Por todo lo anterior, nos sumamos a las voces de que desde la sociedad civil y la academia exigen que la nueva Fiscalía no herede los vicios de la actual Procuraduría:

• Nos oponemos al pase automático del actual procurador. Por ningún motivo Raúl Cervantes, o cualquier otra persona ligada a los intereses del poder, puede ser Fiscal General de la República. Ello significaría imponer a un guardaespaldas transexenal del actual régimen.

• El objetivo central del diseño de la ley orgánica de la Fiscalía General de la República debe ser construir una institución realmente autónoma, independiente y profesional, que responda con imparcialidad a la razón técnica de la ley y no a criterios de oportunidad política, que sea un pilar sólido del Estado de Derecho, la justicia, la seguridad pública y la gobernabilidad democrática.

• Es necesaria una reforma integral al artículo 102 que contemple los aspectos mínimos para garantizar la autonomía, independencia, funcionalidad operativa, personal calificado y suficiente, transparencia y rendición de cuentas de la Fiscalía General.

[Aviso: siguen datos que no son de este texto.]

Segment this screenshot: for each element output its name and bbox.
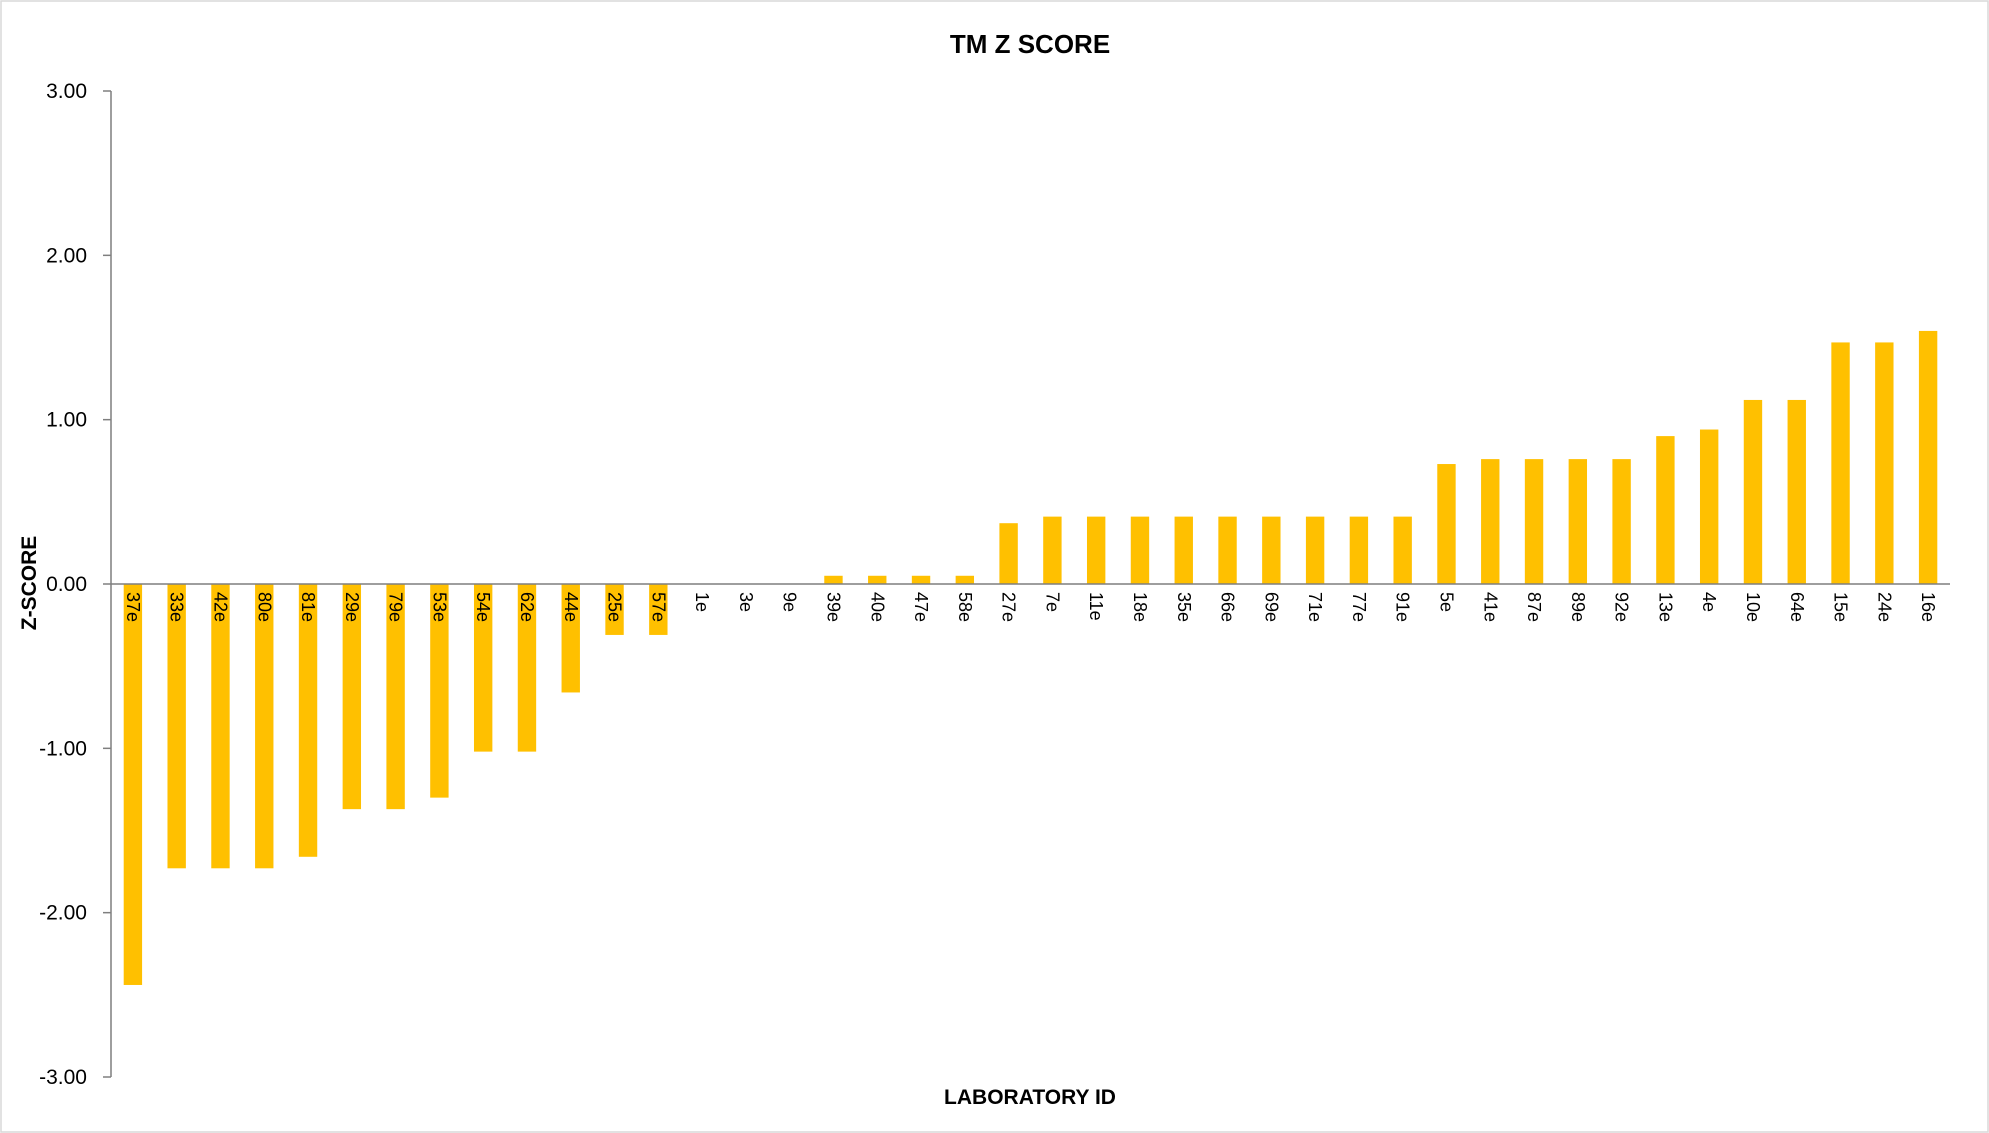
- bar-39e: [824, 575, 843, 584]
- x-tick-label: 91e: [1393, 592, 1413, 622]
- x-tick-label: 10e: [1743, 592, 1763, 622]
- x-tick-label: 41e: [1480, 592, 1500, 622]
- bar-47e: [911, 575, 931, 584]
- bar-33e: [167, 584, 186, 869]
- y-tick-label: -1.00: [39, 737, 87, 760]
- bar-89e: [1568, 459, 1588, 584]
- x-tick-label: 87e: [1524, 592, 1544, 622]
- x-tick-label: 47e: [911, 592, 931, 622]
- x-tick-label: 89e: [1568, 592, 1588, 622]
- bar-7e: [1043, 516, 1062, 584]
- y-tick-label: -2.00: [39, 902, 87, 925]
- bar-15e: [1831, 342, 1850, 584]
- bar-35e: [1174, 516, 1193, 584]
- bar-5e: [1437, 464, 1456, 584]
- bar-42e: [211, 584, 230, 869]
- chart-title: TM Z SCORE: [950, 29, 1110, 59]
- bar-71e: [1305, 516, 1325, 584]
- bar-4e: [1699, 429, 1719, 584]
- y-axis-title: Z-SCORE: [18, 536, 41, 631]
- bar-92e: [1612, 459, 1631, 584]
- x-tick-label: 81e: [298, 592, 318, 622]
- bar-10e: [1743, 399, 1763, 584]
- axes-layer: 3.00 2.00 1.00 0.00 -1.00 -2.00 -3.00: [39, 80, 1950, 1089]
- x-tick-label: 4e: [1699, 592, 1719, 612]
- bar-41e: [1481, 459, 1500, 584]
- bar-37e: [123, 584, 143, 985]
- x-tick-label: 80e: [254, 592, 274, 622]
- bar-62e: [517, 584, 537, 752]
- bar-57e: [649, 584, 668, 635]
- bar-79e: [386, 584, 405, 810]
- bar-91e: [1393, 516, 1412, 584]
- x-tick-label: 42e: [210, 592, 230, 622]
- x-tick-label: 71e: [1305, 592, 1325, 622]
- bar-11e: [1086, 516, 1106, 584]
- bar-53e: [430, 584, 449, 798]
- x-tick-label: 29e: [342, 592, 362, 622]
- x-tick-label: 24e: [1874, 592, 1894, 622]
- y-tick-label: 0.00: [46, 573, 87, 596]
- bars-layer: [123, 330, 1938, 985]
- x-tick-label: 79e: [386, 592, 406, 622]
- bar-69e: [1262, 516, 1281, 584]
- y-tick-label: -3.00: [39, 1066, 87, 1089]
- x-tick-label: 69e: [1261, 592, 1281, 622]
- bar-77e: [1349, 516, 1369, 584]
- bar-64e: [1787, 399, 1806, 584]
- x-axis-title: LABORATORY ID: [944, 1086, 1116, 1109]
- x-tick-label: 16e: [1918, 592, 1938, 622]
- x-tick-label: 13e: [1655, 592, 1675, 622]
- x-tick-label: 37e: [123, 592, 143, 622]
- x-tick-label: 58e: [955, 592, 975, 622]
- bar-40e: [868, 575, 887, 584]
- bar-18e: [1130, 516, 1150, 584]
- x-tick-label: 40e: [867, 592, 887, 622]
- x-tick-label: 9e: [780, 592, 800, 612]
- x-tick-label: 35e: [1174, 592, 1194, 622]
- x-tick-label: 54e: [473, 592, 493, 622]
- x-tick-label: 15e: [1831, 592, 1851, 622]
- y-tick-label: 1.00: [46, 409, 87, 432]
- y-tick-label: 3.00: [46, 80, 87, 103]
- x-tick-label: 11e: [1086, 592, 1106, 621]
- bar-44e: [561, 584, 580, 693]
- bar-24e: [1875, 342, 1894, 584]
- bar-66e: [1218, 516, 1237, 584]
- x-tick-label: 33e: [167, 592, 187, 622]
- bar-29e: [342, 584, 362, 810]
- x-tick-label: 92e: [1612, 592, 1632, 622]
- x-tick-label: 1e: [692, 592, 712, 612]
- bar-13e: [1656, 436, 1675, 584]
- x-tick-label: 5e: [1436, 592, 1456, 612]
- x-tick-label: 62e: [517, 592, 537, 622]
- x-tick-label: 27e: [999, 592, 1019, 622]
- x-tick-label: 66e: [1218, 592, 1238, 622]
- x-tick-label: 77e: [1349, 592, 1369, 622]
- x-tick-label: 64e: [1787, 592, 1807, 622]
- bar-87e: [1524, 459, 1544, 584]
- bar-27e: [999, 523, 1018, 584]
- bar-80e: [255, 584, 274, 869]
- bar-25e: [605, 584, 624, 635]
- bar-58e: [955, 575, 975, 584]
- x-tick-label: 7e: [1042, 592, 1062, 612]
- y-tick-label: 2.00: [46, 244, 87, 267]
- bar-54e: [473, 584, 493, 752]
- x-tick-label: 44e: [561, 592, 581, 622]
- bar-16e: [1918, 330, 1938, 584]
- x-tick-label: 25e: [605, 592, 625, 622]
- x-tick-label: 53e: [429, 592, 449, 622]
- x-tick-label: 3e: [736, 592, 756, 612]
- x-tick-label: 18e: [1130, 592, 1150, 622]
- x-tick-label: 39e: [823, 592, 843, 622]
- category-labels-layer: 37e 33e 42e 80e 81e 29e 79e 53e 54e 62e 44e 25e 57e 1…: [123, 592, 1938, 622]
- bar-81e: [298, 584, 318, 857]
- x-tick-label: 57e: [648, 592, 668, 622]
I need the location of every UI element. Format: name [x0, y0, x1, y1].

• Las leyes para regular la Fiscalía General deben ser resultado de un amplio debate técnico, informado, transparente y con una importante participación de la sociedad civil.

• El proceso para la selección y designación del Fiscal General de la República tiene que ser modificado de tal suerte que incorpore de manera expresa las garantías de idoneidad, publicidad, transparencia y participación de la sociedad civil en todo el proceso de selección, asegurando que la persona elegida no tenga filiación partidista y cuente con una reconocida trayectoria de honestidad, congruencia e imparcialidad; en suma, alguien a quien no le tiemble la mano para hacer aplicar la ley a quien la haya violado, sea quien sea.

La Fiscalía General de la República es pieza esencial del Sistema Nacional Anticorrupción. Adquiere mayor relevancia debido a que por una deficiencia en el diseño legislativo, la Fiscalía Anticorrupción estará totalmente subordinada a ella. Por ello, si bien conviene evitar que el fiscal anticorrupción sea un alfil del régimen, es mucho más importante que el fiscal general sea autónomo y honesto.

Así pues, hacemos un llamado al Senado de la República a que actúe con responsabilidad. Su disyuntiva es configurar una Fiscalía General fuerte y sólida que contrarreste la corrupción y erradique la impunidad, o bien cargar con la ignominia de haber conservado el manto de impunidad que protege a los poderosos.

Las sociedades de Chihuahua, de Veracruz y de Quintana Roo impidieron que los entonces gobernadores César Duarte, Javier Duarte y Roberto Borge aseguraran su impunidad con mecanismos similares. Si los senadores no escuchan la voz de la ciudadanía y permiten el pase automático del actual procurador o la imposición de alguien cuya misión sea cuidar las espaldas del presidente de la República y su camarilla, habrán perpetrado un golpe inaceptable contra la construcción de un Estado democrático de derecho y se habrán colocado del lado de la impunidad que este régimen pretende perpetuar.